Meta's Code Llama is the New Open Source Alternative to GitHub Copilot
The code generation market heats up
Meta this week announced Code Llama, an open-source code generation solution built on the Llama 2 large language model (LLM). Code Llama is not the first open-source code generation solution. However, it may be the most capable. Meta also released its benchmark for Code Llama and showed its performance across several tests where it bests Hugging Face’s StarCoder, along with Open-AI’s Codex, and GPT-3.5.
Why Open-Source Code Generation Matters
Code generation has become a “killer app” of generative AI. Lead by OpenAI’s Codex and Microsoft extension into GitHub Copilot, a Stack Overflow survey of nearly 90,000 software developers found that 44% are already using generative AI-based coding solutions, and another 25% plan to adopt them soon.
However, some companies are concerned about using proprietary solutions to generate new code or interpret their existing code due to the risk of leakage of their software code base.

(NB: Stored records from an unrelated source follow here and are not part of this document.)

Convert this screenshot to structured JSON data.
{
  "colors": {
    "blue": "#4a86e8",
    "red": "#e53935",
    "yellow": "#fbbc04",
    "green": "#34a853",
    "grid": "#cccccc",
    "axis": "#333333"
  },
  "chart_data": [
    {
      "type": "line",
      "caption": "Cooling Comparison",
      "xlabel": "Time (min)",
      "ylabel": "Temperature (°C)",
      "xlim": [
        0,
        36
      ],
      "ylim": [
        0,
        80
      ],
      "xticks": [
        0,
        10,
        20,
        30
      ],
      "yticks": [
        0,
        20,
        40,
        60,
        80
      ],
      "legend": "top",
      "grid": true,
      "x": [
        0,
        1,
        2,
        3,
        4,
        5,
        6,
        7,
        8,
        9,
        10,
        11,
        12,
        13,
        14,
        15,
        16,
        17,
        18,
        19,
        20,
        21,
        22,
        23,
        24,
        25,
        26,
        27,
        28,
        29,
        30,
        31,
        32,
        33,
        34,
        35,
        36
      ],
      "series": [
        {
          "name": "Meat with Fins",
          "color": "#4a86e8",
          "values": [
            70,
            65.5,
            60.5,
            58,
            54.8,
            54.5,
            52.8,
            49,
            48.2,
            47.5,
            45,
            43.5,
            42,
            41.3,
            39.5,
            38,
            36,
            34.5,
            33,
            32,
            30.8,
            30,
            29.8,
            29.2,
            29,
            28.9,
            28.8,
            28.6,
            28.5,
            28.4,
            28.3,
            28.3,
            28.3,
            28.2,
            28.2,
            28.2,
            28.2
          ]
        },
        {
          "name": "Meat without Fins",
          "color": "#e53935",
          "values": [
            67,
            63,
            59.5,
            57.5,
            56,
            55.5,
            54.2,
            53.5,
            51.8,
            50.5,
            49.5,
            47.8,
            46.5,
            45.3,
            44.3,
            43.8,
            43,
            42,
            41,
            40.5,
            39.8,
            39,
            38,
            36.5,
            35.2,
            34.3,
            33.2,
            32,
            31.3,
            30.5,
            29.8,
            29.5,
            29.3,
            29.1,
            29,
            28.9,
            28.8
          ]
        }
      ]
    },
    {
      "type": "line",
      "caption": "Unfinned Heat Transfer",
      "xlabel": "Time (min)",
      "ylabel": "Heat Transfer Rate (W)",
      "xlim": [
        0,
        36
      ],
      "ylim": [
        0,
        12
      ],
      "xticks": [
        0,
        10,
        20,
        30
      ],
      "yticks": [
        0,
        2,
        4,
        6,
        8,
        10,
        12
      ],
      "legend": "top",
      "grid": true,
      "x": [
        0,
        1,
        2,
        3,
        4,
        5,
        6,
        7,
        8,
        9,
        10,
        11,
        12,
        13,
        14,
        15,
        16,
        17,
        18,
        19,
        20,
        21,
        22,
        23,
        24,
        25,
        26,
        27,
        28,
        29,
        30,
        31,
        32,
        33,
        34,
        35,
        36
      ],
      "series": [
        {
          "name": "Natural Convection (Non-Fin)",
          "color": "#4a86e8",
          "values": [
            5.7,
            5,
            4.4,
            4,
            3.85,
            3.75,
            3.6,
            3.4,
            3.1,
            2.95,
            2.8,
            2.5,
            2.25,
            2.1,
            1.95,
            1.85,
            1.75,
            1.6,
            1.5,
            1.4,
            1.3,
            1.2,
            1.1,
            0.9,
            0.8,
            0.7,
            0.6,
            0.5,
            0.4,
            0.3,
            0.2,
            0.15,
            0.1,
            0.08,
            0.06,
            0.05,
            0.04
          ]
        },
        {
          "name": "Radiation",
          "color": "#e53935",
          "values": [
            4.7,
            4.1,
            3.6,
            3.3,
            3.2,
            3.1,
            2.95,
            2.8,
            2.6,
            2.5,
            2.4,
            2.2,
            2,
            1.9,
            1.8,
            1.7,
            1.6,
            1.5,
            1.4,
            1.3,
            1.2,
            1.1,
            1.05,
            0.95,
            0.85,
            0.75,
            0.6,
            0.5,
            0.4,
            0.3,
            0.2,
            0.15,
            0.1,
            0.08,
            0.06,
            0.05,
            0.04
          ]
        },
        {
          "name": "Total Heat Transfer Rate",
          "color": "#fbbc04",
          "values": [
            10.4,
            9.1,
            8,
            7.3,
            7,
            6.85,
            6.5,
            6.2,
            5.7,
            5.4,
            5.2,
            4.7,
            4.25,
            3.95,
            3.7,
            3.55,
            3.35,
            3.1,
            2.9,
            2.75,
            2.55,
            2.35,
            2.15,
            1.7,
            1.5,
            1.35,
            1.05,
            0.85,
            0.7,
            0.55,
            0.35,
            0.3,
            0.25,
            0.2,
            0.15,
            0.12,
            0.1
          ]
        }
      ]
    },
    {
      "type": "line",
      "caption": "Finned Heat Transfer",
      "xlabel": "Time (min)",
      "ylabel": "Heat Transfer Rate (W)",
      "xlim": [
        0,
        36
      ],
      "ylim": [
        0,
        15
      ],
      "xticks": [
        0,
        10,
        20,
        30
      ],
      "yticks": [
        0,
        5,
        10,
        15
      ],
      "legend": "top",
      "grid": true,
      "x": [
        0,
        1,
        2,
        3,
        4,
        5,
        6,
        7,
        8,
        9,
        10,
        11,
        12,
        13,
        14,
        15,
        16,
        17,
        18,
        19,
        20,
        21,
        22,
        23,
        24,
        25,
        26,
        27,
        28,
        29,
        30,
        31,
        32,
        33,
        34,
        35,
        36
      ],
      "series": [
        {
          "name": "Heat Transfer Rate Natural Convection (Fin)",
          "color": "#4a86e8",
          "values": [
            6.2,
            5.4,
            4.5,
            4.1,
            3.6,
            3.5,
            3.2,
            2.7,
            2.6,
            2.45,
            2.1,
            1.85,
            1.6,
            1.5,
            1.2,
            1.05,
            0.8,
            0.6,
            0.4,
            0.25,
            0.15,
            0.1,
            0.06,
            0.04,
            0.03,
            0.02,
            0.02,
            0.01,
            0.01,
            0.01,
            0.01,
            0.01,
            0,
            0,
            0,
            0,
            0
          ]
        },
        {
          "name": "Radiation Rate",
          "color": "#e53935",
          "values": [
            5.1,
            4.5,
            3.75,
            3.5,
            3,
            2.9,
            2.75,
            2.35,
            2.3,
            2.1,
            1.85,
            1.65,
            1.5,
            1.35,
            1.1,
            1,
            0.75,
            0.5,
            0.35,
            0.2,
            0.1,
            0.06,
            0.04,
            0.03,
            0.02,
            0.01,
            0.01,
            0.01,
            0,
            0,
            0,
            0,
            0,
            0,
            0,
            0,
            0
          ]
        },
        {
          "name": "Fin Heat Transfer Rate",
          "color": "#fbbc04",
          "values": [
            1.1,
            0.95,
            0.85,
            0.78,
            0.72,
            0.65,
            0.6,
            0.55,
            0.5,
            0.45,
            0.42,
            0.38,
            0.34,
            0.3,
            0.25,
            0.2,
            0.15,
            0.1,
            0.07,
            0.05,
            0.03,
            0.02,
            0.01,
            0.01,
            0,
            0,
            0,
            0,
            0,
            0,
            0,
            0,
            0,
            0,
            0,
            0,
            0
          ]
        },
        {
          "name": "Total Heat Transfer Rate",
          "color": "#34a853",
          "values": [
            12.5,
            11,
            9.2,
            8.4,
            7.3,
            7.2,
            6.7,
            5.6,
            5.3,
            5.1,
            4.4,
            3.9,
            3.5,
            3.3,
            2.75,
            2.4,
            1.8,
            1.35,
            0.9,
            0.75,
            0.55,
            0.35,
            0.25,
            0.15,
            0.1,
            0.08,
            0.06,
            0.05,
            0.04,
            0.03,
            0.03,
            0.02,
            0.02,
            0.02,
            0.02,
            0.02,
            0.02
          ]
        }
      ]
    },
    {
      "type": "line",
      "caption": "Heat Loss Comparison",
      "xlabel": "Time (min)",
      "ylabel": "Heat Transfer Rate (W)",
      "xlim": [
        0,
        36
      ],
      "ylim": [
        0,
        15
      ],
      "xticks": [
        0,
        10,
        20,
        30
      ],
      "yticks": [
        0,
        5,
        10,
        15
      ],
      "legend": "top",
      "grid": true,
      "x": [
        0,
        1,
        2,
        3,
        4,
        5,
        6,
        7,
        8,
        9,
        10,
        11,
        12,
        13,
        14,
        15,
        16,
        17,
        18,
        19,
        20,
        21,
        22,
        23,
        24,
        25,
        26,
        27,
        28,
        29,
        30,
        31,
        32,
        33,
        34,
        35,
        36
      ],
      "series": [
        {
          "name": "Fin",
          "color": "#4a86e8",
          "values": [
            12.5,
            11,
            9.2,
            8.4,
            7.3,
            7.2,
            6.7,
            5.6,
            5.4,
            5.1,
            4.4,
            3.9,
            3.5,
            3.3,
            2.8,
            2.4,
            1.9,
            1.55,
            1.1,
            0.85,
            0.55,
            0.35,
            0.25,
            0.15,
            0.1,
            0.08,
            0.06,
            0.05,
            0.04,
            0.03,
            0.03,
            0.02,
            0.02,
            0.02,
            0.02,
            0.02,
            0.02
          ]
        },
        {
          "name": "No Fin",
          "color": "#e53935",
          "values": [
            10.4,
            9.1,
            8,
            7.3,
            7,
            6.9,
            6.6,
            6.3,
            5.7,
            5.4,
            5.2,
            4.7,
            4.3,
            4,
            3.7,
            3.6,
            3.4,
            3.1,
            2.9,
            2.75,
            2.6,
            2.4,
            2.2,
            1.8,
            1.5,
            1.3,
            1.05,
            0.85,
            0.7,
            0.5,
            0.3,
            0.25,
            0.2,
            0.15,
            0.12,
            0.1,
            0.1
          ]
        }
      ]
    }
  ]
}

Samsung banned ChatGPT use by employees earlier this year after one employee purportedly uploaded closely guarded firmware software into OpenAI’s popular generative AI chatbot.
Code Llama provides the opportunity for enterprises to host their own instance of the generative AI code generation solution and ensure their software secrets are never exposed to outside parties.
At Meta, we believe that AI models, but LLMs for coding in particular, benefit most from an open approach, both in terms of innovation and safety.
There may also be cost benefits, particularly for generative code at scale. However, the primary interest today is driven by the ability to have more control over the model and where the data travels.
Multiple Sizes, Models, and Large Context Window
Meta is releasing three different model sizes for each of three code generation models. Code Llama is the general-purpose model, while Code Llama-Instruct and Code Llama-Python offer models fine-tuned for human-prompted code generation tasks, and Python coding, respectively. Each is offered in 7B, 13B, and 34B parameter sizes and was trained on more than 500B tokens.
We are releasing three sizes of Code Llama with 7B, 13B, and 34B parameters respectively. Each of these models is trained with 500B tokens of code and code-related data. The 7B and 13B base and instruct models have also been trained with fill-in-the-middle (FIM) capability, allowing them to insert code into existing code, meaning they can support tasks like code completion right out of the box.
The three models address different serving and latency requirements. The 7B model, for example, can be served on a single GPU. The 34B model returns the best results and allows for better coding assistance, but the smaller 7B and 13B models are faster and more suitable for tasks that require low latency, like real-time code completion.
The Code Llama models provide stable generations with up to 100,000 tokens of context. All models are trained on sequences of 16,000 tokens and show improvements on inputs with up to 100,000 tokens.
Aside from being a prerequisite for generating longer programs, having longer input sequences unlocks exciting new use cases for a code LLM. For example, users can provide the model with more context from their codebase to make the generations more relevant. It also helps in debugging scenarios in larger codebases, where staying on top of all code related to a concrete issue can be challenging for developers. When developers are faced with debugging a large chunk of code they can pass the entire length of the code into the model.
The large context window of up to 100k tokens may be the most surprising feature of Code Llama. GitHub Copilot only has about and 8k context window. That means Code Llama can maintain context of more code and more instructions from the developer, which you should expect to deliver better and more reliable results.
Hugging Face’s announcement of Code Llama’s availability commented on how this was achieved:
Increasing Llama 2’s 4k context window to Code Llama’s 16k (that can extrapolate up to 100k) was possible due to recent developments in RoPE scaling. The community found that Llama’s position embeddings can be interpolated linearly or in the frequency domain, which eases the transition to a larger context window through fine-tuning.
Generative AI Code Battles are Heating Up
Microsoft has established an early lead in the generative AI code generation segment with GitHub Copilot. However, market competition is increasing, and Code Llama, with its apparent strong performance and open-source status, is likely to quickly become a strong contender for developer loyalty and company preference.